With all the evangelical zeal of an Elmer Gantry plugging atheism, Dr. Richard Dawkins is one of the atheist culture's most enduring superstars, having become successfully ensconced in the larger global culture as the poster child for disbelief. He has taken his skeptic's road show around Western civilization speaking circuits, published best selling books on what he calls the "God Delusion" articulating with his richly erudite delivery his rationalization for the non existence of God on the basis of the sacred reality of science.
It is funny, however, when you realize that Dawkins' diatribes only seem to work and find traction in Judeo-Christian social settings. When the good doctor was asked about how Islamic views of theism in the Koran stack up to his airtight fortress of intellectual atheistic impregnability, he became curiously quite silent.
Douglas Murray on why Richard Dawkins is so quick to indict the God of the Bible but goes quiet when asked about the God of the Koran..
In a recent Al-Jazeerah interview, Richard Dawkins was asked his views on God. He argued that the god of "the Old Testament" is "hideous" and "a monster", and reiterated his claim from The God Delusion that the God of the Torah is the most unpleasant character "in fiction". Asked if he thought the same of the God of the Koran, Dawkins ducked the question, saying: "Well, um, the God of the Koran I don't know so much about."
How can it be that the world's most fearless atheist, celebrated for his strident opinions on the Christian and Jewish Gods, could profess to know so little about the God of the Koran? Has he not had the time? Or is Professor Dawkins simply demonstrating that most crucial trait of his species: survival instinct.
Yep. Oh wait, there's more:
Listeners to BBC Radio 4's Today programme on Tuesday may have been left open-mouthed as the Reverend Giles Fraser, former Canon of St Paul's Cathedral, wiped the floor with devout secularist Richard Dawkins.

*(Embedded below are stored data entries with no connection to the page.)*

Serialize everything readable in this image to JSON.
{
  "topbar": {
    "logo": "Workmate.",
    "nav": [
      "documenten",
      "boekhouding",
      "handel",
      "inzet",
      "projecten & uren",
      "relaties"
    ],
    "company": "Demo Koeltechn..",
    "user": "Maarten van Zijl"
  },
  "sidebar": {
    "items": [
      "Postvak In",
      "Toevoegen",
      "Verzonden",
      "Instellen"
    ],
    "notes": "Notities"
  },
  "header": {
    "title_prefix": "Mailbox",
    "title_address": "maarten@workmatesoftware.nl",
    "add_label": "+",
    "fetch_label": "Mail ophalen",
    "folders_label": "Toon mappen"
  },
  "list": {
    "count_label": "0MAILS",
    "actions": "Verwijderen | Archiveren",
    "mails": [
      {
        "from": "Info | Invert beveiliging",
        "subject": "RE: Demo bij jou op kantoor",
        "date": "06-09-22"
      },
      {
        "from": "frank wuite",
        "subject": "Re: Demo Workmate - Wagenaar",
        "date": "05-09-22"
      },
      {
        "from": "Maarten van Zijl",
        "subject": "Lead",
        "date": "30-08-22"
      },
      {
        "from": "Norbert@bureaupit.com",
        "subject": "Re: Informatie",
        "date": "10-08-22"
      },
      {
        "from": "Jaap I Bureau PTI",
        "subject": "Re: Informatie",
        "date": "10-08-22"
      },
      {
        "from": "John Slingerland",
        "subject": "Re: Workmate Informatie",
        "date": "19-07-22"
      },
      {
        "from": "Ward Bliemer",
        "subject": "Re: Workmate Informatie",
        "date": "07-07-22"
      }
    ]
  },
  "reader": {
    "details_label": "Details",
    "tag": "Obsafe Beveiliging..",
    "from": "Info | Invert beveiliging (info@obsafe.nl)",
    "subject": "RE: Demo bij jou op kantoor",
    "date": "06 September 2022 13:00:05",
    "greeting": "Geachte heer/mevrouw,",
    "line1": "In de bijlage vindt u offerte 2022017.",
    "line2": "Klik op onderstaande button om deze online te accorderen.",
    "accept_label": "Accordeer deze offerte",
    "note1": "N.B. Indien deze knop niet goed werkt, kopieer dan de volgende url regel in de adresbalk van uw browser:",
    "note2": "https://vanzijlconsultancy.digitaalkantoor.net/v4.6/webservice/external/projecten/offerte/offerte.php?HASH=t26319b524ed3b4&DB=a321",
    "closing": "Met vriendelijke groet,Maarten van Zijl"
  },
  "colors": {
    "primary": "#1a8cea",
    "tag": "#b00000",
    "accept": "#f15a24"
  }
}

The pair clashed over a poll commissioned by Professor Dawkins designed to show that since most Britons had not read the Bible thoroughly in the last year or that they were unaware of details of the New Testament, this meant that Britain could not be designated a Christian country.
Far be it from us to crow on the matter but it would seem a delicious irony that Dr Fraser, who is of Jewish extraction, stopped Prof Dawkins in his tracks by challenging him to give the full title of Darwin's Origin of Species. He couldn't. Game, set and match to religion.